Harvey, Irma, Jose, Katia, Maria, Lee et Ophelia : depuis le mois de septembre, la liste des noms pour désigner les ouragans venus de l’Atlantique n’a cessé de grossir de manière alarmante. Le golfe du Mexique et l’archipel des Caraïbes ont été les principales zones touchées, mais pas les seules. En effet, l’ouragan Ophélia a pris une trajectoire inédite en remontant le long de la façade atlantique européenne, au large des côtes bretonnes, avant de frapper l’Irlande. Ses effets se sont faits ressentir jusqu’à Londres ou encore aux Pays-Bas et en Belgique, et de manière quelque peu inattendue, sous la forme d’un ciel rouge-orangé – phénomène inhabituel digne des grands chefs-d’œuvre de la science-fiction post-apocalyptique. Les habitants d’Estonie ont, pour leur part, eut la surprise de voir tomber une pluie de cendres noires. Mais on peut aussi redescendre vers le sud de l’Europe, où la Grèce a subi de plein fouet des inondations mortelles.

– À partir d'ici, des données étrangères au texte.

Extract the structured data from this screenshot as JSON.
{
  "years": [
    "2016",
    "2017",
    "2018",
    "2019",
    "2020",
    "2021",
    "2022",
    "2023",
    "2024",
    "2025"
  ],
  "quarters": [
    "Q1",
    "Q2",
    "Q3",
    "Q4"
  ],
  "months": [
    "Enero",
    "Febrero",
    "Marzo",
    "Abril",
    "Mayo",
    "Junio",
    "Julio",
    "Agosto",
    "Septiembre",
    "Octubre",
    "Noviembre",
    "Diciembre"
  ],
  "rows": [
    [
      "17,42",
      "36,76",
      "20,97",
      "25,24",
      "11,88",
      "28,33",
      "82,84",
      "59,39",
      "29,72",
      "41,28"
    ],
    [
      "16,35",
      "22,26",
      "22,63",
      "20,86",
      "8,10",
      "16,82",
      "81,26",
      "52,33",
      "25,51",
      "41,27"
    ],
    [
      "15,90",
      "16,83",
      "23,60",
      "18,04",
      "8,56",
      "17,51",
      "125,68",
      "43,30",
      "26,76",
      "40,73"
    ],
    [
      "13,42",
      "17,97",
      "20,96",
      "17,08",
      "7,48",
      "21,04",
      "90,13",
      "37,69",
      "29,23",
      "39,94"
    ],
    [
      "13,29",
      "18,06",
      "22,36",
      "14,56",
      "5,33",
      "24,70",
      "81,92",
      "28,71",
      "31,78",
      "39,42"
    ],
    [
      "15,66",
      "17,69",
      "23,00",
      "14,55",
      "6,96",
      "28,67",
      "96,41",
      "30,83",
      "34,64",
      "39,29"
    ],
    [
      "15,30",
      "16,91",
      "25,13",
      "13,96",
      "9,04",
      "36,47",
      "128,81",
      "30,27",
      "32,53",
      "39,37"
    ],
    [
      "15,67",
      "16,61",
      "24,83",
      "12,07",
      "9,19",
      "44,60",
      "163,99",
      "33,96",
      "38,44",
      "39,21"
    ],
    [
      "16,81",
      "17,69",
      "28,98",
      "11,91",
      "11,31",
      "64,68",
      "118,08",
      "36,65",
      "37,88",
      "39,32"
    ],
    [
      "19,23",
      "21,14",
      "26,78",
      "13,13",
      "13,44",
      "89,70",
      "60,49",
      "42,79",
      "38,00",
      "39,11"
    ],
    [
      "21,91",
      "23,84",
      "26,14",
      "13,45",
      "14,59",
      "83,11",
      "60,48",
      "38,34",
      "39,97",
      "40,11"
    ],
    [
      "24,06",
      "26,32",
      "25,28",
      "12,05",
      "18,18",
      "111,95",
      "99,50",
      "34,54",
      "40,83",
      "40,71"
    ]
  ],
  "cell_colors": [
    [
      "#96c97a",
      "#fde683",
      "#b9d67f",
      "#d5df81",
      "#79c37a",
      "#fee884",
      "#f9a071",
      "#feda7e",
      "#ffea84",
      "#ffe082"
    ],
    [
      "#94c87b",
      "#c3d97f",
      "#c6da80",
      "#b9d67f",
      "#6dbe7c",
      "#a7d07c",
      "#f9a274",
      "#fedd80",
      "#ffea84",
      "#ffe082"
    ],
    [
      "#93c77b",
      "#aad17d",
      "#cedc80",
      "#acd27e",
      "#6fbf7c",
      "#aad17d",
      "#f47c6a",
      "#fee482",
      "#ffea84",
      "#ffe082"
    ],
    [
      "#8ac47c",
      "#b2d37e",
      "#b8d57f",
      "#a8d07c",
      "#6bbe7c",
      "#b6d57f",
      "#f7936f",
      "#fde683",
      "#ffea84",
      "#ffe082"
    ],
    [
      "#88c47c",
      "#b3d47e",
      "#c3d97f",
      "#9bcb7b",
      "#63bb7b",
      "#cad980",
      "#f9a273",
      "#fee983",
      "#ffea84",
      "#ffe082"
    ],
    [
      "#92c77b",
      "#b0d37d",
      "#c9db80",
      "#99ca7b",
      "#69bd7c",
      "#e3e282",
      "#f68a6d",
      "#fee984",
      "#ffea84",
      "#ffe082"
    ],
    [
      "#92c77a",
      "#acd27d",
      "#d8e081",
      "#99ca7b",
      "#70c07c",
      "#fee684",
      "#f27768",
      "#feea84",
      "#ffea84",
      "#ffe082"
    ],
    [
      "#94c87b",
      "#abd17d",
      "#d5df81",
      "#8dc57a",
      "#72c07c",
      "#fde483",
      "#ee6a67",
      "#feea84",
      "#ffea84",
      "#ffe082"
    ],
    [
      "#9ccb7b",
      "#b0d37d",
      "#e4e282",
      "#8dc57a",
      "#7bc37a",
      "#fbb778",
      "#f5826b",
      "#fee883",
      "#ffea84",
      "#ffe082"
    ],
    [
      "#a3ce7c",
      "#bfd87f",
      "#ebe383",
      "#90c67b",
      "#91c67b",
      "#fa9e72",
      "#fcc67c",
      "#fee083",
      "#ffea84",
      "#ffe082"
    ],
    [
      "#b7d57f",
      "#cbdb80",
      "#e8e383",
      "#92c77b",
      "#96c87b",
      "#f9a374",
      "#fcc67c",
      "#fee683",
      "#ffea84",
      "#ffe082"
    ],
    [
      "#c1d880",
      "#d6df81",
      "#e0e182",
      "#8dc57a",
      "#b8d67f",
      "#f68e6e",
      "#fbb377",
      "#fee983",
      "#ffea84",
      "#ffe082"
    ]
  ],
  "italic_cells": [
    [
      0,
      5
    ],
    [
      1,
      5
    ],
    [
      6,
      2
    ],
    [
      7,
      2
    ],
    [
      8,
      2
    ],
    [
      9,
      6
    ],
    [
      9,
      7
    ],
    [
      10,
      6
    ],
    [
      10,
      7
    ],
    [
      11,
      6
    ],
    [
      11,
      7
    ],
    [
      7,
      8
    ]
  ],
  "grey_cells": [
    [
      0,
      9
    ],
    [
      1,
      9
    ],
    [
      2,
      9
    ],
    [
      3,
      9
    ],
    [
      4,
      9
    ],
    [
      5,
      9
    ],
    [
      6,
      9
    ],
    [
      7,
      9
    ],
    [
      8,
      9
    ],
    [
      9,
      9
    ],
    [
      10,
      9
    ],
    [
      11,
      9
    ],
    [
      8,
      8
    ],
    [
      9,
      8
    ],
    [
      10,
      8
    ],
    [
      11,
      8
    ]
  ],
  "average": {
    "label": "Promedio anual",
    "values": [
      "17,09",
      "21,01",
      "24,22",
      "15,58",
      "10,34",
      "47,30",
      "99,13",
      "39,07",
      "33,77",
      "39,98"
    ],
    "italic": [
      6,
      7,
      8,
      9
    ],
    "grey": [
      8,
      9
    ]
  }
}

Ce sujet d’actualité brûlant, qui prend une place majeure dans le flot médiatique à côté des questions de politique et d’économie, ne concerne donc pas seulement une portion isolée de la planète. Il a touché des espaces géographiquement éloignés. On comprend alors que ce ne sont pas uniquement le commerce international ou les échanges d’e-mails qui relient les individus du monde entier à un même destin. Les catastrophes naturelles, se jouant des frontières, peuvent également prendre, aujourd’hui comme hier, une envergure mondiale : l’occasion de montrer comment, au Moyen Âge, la ville de Londres et l’île de Lombok en Indonésie furent peut-être plus connectées qu’on ne le croit au premier abord.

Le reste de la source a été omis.